4 provinces refusent tout ordre militaire venant de Sanaa Quatre provinces du sud du Yémen, autrefois indépendant, dont sa principale ville Aden, ont décidé de refuser les ordres envoyés par la capitale Sanaa aux unités militaires et aux forces de sécurité locales, a annoncé leur comité de sécurité publié jeudi soir. Le Comité en charge des affaires militaires et de sécurité des provinces d'Aden, de Lahj, de Daleh et d'Abyane, loyales au président Abd Rabbo Mansour Hadi, a indiqué avoir pris cette décision après la démission du chef de l'Etat et du Premier ministre Khaled Bahah, sous la pression des miliciens chiites qui contrôlent Sanaa. Tout en annonçant la mise en état d'alerte des unités militaires et de maintien de l'ordre dans les quatre provinces du sud, le Comité a indiqué que ces unités ne doivent obéir qu'aux ordres venant des gouverneurs (locaux) ou de la zone militaire numéro 4 basée à Aden et dont les hommes sont fidèles à M. Hadi, originaire du sud. Dans son communiqué, le Comité a également appelé les civils à la vigilance et appelé à protéger les bâtiments publics et les services de l'Etat. Il a dénoncé les événements tragiques à Sanaa et les conditions rédhibitoires posées les houthis, ces miliciens chiites qui contrôlent la capitale et qui ont conduit, selon lui, à la démission de MM. Hadi et Bahah. Le sud du Yémen était un Etat indépendant jusqu'en 1990.

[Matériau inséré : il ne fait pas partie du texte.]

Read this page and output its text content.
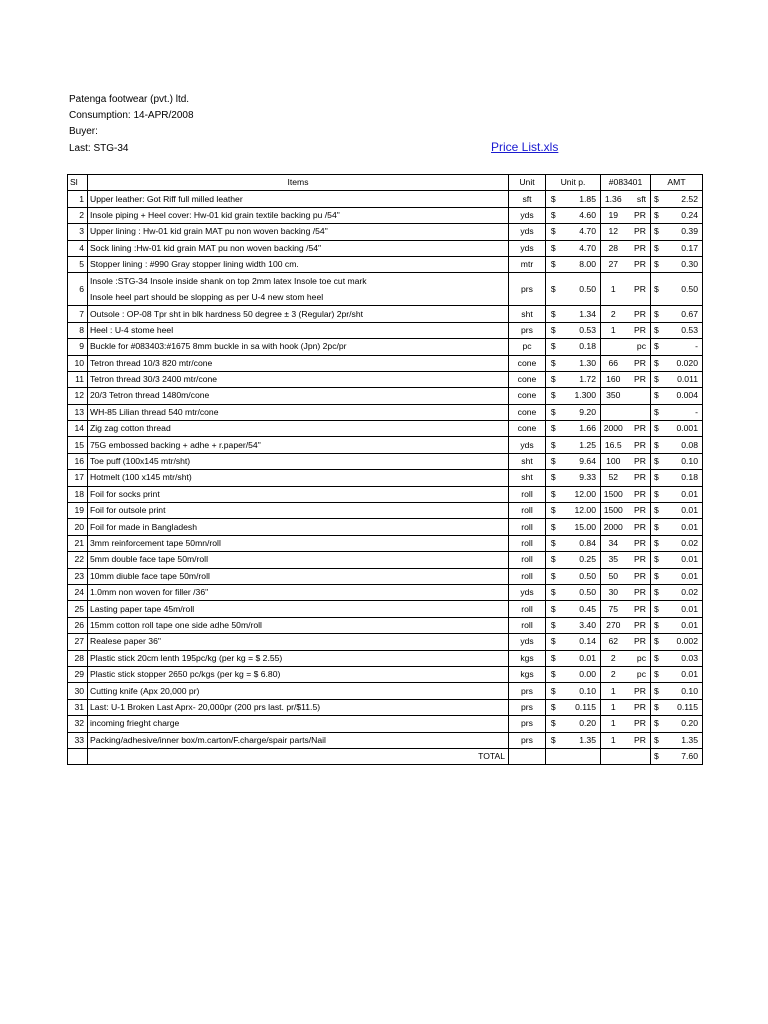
Patenga footwear (pvt.) ltd.
Consumption: 14-APR/2008
Buyer:
Last: STG-34	Price List.xls
Sl	Items	Unit	Unit p.		#083401		AMT	
1	Upper leather: Got Riff full milled leather	sft	$	1.85	1.36	sft	$	2.52
2	Insole piping + Heel cover: Hw-01 kid grain textile backing pu /54"	yds	$	4.60	19	PR	$	0.24
3	Upper lining : Hw-01 kid grain MAT pu non woven backing /54"	yds	$	4.70	12	PR	$	0.39
4	Sock lining :Hw-01 kid grain MAT pu non woven backing /54"	yds	$	4.70	28	PR	$	0.17
5	Stopper lining : #990 Gray stopper lining width 100 cm.	mtr	$	8.00	27	PR	$	0.30
6	Insole :STG-34 Insole inside shank on top 2mm latex Insole toe cut mark
Insole heel part should be slopping as per U-4 new stom heel	prs	$	0.50	1	PR	$	0.50
7	Outsole : OP-08 Tpr sht in blk hardness 50 degree ± 3 (Regular) 2pr/sht	sht	$	1.34	2	PR	$	0.67
8	Heel : U-4 stome heel	prs	$	0.53	1	PR	$	0.53
9	Buckle for #083403:#1675 8mm buckle in sa with hook (Jpn) 2pc/pr	pc	$	0.18		pc	$	-
10	Tetron thread 10/3 820 mtr/cone	cone	$	1.30	66	PR	$	0.020
11	Tetron thread 30/3 2400 mtr/cone	cone	$	1.72	160	PR	$	0.011
12	20/3 Tetron thread 1480m/cone	cone	$	1.300	350		$	0.004
13	WH-85 Lilian thread 540 mtr/cone	cone	$	9.20			$	-
14	Zig zag cotton thread	cone	$	1.66	2000	PR	$	0.001
15	75G embossed backing + adhe + r.paper/54"	yds	$	1.25	16.5	PR	$	0.08
16	Toe puff (100x145 mtr/sht)	sht	$	9.64	100	PR	$	0.10
17	Hotmelt (100 x145 mtr/sht)	sht	$	9.33	52	PR	$	0.18
18	Foil for socks print	roll	$	12.00	1500	PR	$	0.01
19	Foil for outsole print	roll	$	12.00	1500	PR	$	0.01
20	Foil for made in Bangladesh	roll	$	15.00	2000	PR	$	0.01
21	3mm reinforcement tape 50mn/roll	roll	$	0.84	34	PR	$	0.02
22	5mm double face tape 50m/roll	roll	$	0.25	35	PR	$	0.01
23	10mm diuble face tape 50m/roll	roll	$	0.50	50	PR	$	0.01
24	1.0mm non woven for filler /36"	yds	$	0.50	30	PR	$	0.02
25	Lasting paper tape 45m/roll	roll	$	0.45	75	PR	$	0.01
26	15mm cotton roll tape one side adhe 50m/roll	roll	$	3.40	270	PR	$	0.01
27	Realese paper 36"	yds	$	0.14	62	PR	$	0.002
28	Plastic stick 20cm lenth 195pc/kg (per kg = $ 2.55)	kgs	$	0.01	2	pc	$	0.03
29	Plastic stick stopper 2650 pc/kgs (per kg = $ 6.80)	kgs	$	0.00	2	pc	$	0.01
30	Cutting knife (Apx 20,000 pr)	prs	$	0.10	1	PR	$	0.10
31	Last: U-1 Broken Last Aprx- 20,000pr (200 prs last. pr/$11.5)	prs	$	0.115	1	PR	$	0.115
32	incoming frieght charge	prs	$	0.20	1	PR	$	0.20
33	Packing/adhesive/inner box/m.carton/F.charge/spair parts/Nail	prs	$	1.35	1	PR	$	1.35
	TOTAL						$	7.60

Les Etats-Unis réduisent encore leurs effectifs à l'ambassade Les Etats-Unis ont annoncé jeudi qu'ils maintenaient leur ambassade ouverte à Sanaa mais qu'ils allaient réduire encore davantage leurs effectifs après la démission du gouvernement et du président yéménites qui plonge le pays dans un chaos politique. Après le changement de la situation sécuritaire au Yémen, l'ambassade américaine réduit le nombre d'employés américains au Yémen, a déclaré un responsable du département d'Etat dans un communiqué. Nous continuerons à fonctionner de manière normale mais avec un personnel réduit, a affirmé ce responsable, précisant suivre de manière continue la situation sur le terrain. La porte-parole de la diplomatie américaine avait précisé plus tôt jeudi que l'ambassade maintiendrait ses portes ouvertes. Nous continuons à soutenir une transition pacifique. Nous avons exhorté l'ensemble des parties, et continuons d'exhorter l'ensemble des parties, à respecter (...) la paix et l'accord de partenariat national, a déclaré Jennifer Psaki. Jennifer Psaki avait assuré plus tôt jeudi qu'aucun changement n'avait été opéré en ce qui concerne la présence américaine au Yémen. Nous sommes prêts à ajuster notre présence, si nécessaire, mais il n'y a eu aucun changement dans notre position en matière de sécurité, a-t-elle relevé. Deux navires militaires américains avec des Marines à bord croisent actuellement au large des côtes yéménites au cas où l'ordre d'évacuation serait donné. Les Etats-Unis espèrent que le dialogue se poursuivra sur place entre les différentes factions car c'est la seule façon, selon nous, d'engager une désescalade de la situation sur le terrain.